Cecília baixou os olhos, sorriu levemente e balançou a cabeça.
Naquele momento, ele segurou a mão dela.
Ela levantou o rosto e então ele a beijou.
A respiração deles estava quente.
Ele a segurou pela cintura, guiando-a até o sofá, seus lábios percorrendo os dela.
Pressionou-a delicadamente contra o sofá, beijou-a e chamou pelo nome:
"Cecília."
"Hum?"Cecília respondeu suavemente.
Ele a beijou de novo e tornou a chamá-la.
Cecília sentia-se tonta, como se tudo ao redor girasse.
De repente, uma brisa atravessou a sala.
"Pá!"
Alguns objetos sobre a mesa ao lado caíram no chão, derrubados pelo vento que vinha da janela, interrompendo o momento.

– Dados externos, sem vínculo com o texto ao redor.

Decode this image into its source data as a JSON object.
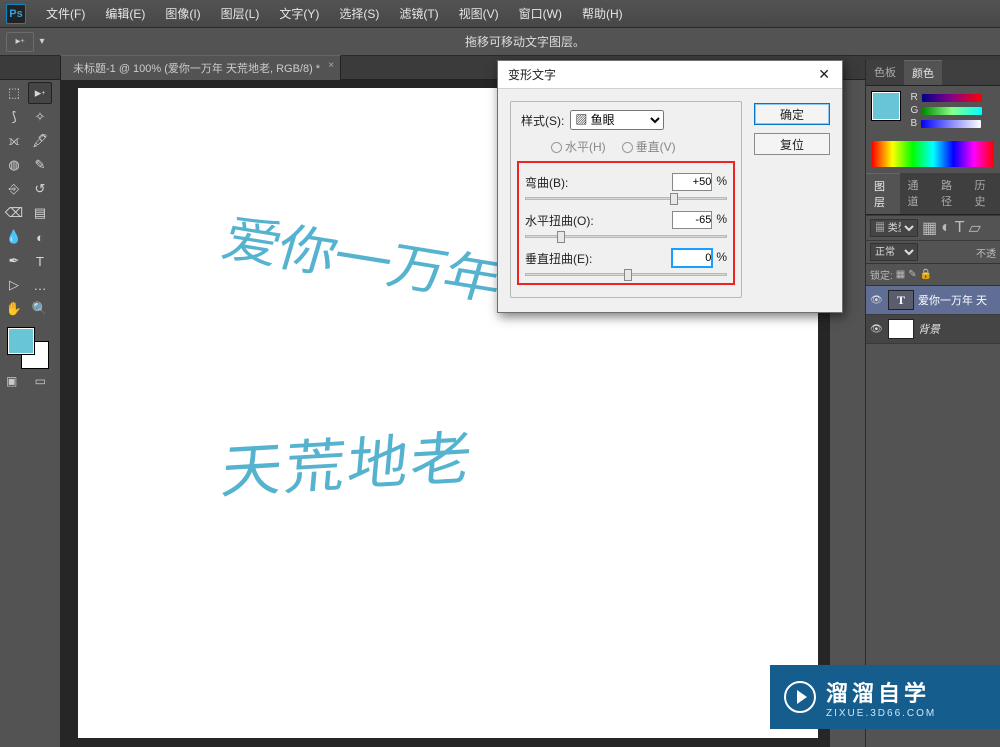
{
  "menubar": {
    "logo": "Ps",
    "items": [
      "文件(F)",
      "编辑(E)",
      "图像(I)",
      "图层(L)",
      "文字(Y)",
      "选择(S)",
      "滤镜(T)",
      "视图(V)",
      "窗口(W)",
      "帮助(H)"
    ]
  },
  "optionsbar": {
    "hint": "拖移可移动文字图层。"
  },
  "doctab": {
    "title": "未标题-1 @ 100% (爱你一万年 天荒地老, RGB/8) *",
    "close": "×"
  },
  "canvas": {
    "line1": "爱你一万年",
    "line2": "天荒地老"
  },
  "tools": {
    "list": [
      "□",
      "▱",
      "⬚",
      "✎",
      "⬛",
      "✦",
      "⌖",
      "⟐",
      "✄",
      "⤢",
      "✎",
      "T",
      "▷",
      "…",
      "✋",
      "🔍"
    ],
    "move_label": "▦"
  },
  "dialog": {
    "title": "变形文字",
    "close": "✕",
    "style_label": "样式(S):",
    "style_value": "▨ 鱼眼",
    "orient_h": "水平(H)",
    "orient_v": "垂直(V)",
    "bend_label": "弯曲(B):",
    "bend_value": "+50",
    "hdist_label": "水平扭曲(O):",
    "hdist_value": "-65",
    "vdist_label": "垂直扭曲(E):",
    "vdist_value": "0",
    "pct": "%",
    "ok": "确定",
    "reset": "复位"
  },
  "right": {
    "color_tabs": [
      "色板",
      "颜色"
    ],
    "layer_tabs": [
      "图层",
      "通道",
      "路径",
      "历史"
    ],
    "rgb": {
      "r": "R",
      "g": "G",
      "b": "B"
    },
    "kind": "▦ 类型",
    "blend": "正常",
    "opacity_lbl": "不透",
    "lock_lbl": "锁定:",
    "layer_text": "爱你一万年 天",
    "layer_bg": "背景"
  },
  "watermark": {
    "big": "溜溜自学",
    "small": "ZIXUE.3D66.COM"
  }
}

Cecília piscou, olhando para Patricio à sua frente.
Nos olhos dele havia um desejo intenso, quase selvagem.
Cecília ficou um pouco envergonhada e desviou o olhar.
Ela tentou empurrá-lo de leve.
"Patricio, eu... eu ainda não estou pronta", disse ela.
Ela já sentia as mudanças no corpo dele, mas aquela corrente de ar havia quebrado o clima.
Mesmo assim, ele não se afastou imediatamente.
O coração dela batia forte; a respiração dele queimava tão perto.
O rosto de Cecília ficou corado.
Ela o empurrou mais uma vez.
Só então Patricio soltou um longo suspiro, tirou a mão debaixo da camisa dela e deu tapinhas carinhosos em suas costas, dizendo:
"Eu prometo que não vou forçar nada, Cecília. Me deixa só te abraçar, tudo bem?"
"Tá bom", Cecília respondeu baixinho.
Então ele a envolveu nos braços, como um urso de pelúcia gigante, envolvendo-a por inteiro.